Psychology instructors know that vivid examples bring concepts to life for students, making psychology both more accessible and interesting. Having a good supply of such examples can be particularly important when, as often happens, students fail to immediately grasp particular points, especially those that are complex or difficult. Generating compelling examples can be challenging, particularly when teaching a course, such as Introductory Psychology, in which much of the material is outside one’s main area of expertise, when teaching a course for the first time, or when teaching a course that is entirely outside one’s main area of expertise.
This compendium will serve as a one-stop reference that presents a topic-organized body of compelling examples that instructors can explore as they prepare their teaching materials.
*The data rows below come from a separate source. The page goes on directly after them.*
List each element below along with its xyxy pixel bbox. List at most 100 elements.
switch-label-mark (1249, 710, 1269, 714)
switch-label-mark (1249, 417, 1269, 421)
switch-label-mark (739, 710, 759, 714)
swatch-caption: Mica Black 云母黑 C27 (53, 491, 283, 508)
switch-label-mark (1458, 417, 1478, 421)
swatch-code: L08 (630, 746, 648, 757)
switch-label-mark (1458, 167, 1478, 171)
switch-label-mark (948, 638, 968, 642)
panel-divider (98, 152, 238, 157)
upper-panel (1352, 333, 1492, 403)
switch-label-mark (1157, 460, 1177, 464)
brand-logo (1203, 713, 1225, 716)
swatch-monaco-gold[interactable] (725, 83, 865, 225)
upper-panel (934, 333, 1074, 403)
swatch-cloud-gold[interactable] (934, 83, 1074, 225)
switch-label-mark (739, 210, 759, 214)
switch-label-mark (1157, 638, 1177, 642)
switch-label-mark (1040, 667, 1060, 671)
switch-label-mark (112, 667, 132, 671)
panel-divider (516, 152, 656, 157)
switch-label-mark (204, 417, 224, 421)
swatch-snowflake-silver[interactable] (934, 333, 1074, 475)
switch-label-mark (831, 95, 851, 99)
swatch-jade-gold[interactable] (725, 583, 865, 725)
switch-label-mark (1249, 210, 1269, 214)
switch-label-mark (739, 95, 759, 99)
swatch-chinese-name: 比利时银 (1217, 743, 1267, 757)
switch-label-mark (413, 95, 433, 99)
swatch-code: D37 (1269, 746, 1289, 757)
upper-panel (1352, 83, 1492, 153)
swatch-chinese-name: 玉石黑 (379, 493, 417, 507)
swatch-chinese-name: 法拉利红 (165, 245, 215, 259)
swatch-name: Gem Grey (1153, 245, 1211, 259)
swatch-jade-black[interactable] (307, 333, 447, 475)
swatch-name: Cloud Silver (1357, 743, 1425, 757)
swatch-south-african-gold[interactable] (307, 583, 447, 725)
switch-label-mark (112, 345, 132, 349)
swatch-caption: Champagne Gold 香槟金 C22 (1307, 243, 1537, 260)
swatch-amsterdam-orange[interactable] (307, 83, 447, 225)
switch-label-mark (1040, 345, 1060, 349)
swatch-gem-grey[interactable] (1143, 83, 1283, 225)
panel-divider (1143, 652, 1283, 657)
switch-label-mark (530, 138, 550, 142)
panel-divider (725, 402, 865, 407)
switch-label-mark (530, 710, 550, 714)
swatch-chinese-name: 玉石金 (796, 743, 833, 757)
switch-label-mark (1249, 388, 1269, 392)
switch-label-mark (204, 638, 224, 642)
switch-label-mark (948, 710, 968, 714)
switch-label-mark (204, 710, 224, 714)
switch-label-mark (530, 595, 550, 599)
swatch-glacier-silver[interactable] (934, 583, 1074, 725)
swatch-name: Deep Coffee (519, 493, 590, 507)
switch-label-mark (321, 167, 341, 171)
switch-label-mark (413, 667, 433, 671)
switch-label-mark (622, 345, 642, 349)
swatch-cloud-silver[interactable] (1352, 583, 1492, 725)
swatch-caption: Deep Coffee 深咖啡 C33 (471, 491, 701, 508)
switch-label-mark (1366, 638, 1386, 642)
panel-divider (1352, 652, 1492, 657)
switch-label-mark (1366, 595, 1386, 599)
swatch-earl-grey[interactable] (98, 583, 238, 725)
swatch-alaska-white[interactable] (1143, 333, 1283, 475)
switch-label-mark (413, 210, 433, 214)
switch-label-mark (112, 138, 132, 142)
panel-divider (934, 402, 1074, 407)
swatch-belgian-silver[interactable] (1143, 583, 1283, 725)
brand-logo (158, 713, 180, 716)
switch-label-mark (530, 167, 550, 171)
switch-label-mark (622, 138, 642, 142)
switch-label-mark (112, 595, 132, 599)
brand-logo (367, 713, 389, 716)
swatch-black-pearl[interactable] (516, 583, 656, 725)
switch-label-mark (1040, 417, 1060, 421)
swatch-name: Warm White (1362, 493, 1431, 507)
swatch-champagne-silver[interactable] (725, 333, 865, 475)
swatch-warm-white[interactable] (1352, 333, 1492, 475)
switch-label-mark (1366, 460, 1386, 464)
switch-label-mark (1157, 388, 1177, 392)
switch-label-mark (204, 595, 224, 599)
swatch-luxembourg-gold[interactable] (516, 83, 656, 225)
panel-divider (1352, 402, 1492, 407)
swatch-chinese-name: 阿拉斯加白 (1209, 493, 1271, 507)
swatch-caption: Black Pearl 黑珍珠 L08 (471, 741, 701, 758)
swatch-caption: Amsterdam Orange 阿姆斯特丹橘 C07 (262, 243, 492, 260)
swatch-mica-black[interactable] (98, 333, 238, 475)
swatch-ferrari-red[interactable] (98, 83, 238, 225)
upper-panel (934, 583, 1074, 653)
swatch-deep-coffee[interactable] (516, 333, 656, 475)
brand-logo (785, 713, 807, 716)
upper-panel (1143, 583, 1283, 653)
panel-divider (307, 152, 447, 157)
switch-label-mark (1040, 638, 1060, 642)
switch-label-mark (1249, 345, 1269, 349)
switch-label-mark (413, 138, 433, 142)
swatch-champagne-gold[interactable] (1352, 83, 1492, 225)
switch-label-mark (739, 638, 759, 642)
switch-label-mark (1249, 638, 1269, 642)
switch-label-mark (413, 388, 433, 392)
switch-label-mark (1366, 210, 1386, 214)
The examples they will find range from simple illustrations (e.g., muting an obnoxious commercial as an example of negative reinforcement), to videos (e.g., of a patient with prosopagnosia), to brief stories (e.g., about how confirmation bias led a man to dismantle a kitchen because he assumed that an electrical stove’s whining clock was a trapped kitten), to short summaries of research that illustrate a concept or phenomenon.
Beyond their value for enhancing the quality and interest level of classroom lectures, the examples in this book can help teachers find ideas for engaging multiple-choice exam and quiz items. They can also serve as stimuli for writing assignments and small group discussions in which students are asked to come up with additional examples of the concept or phenomenon, or link them to other concepts or phenomena.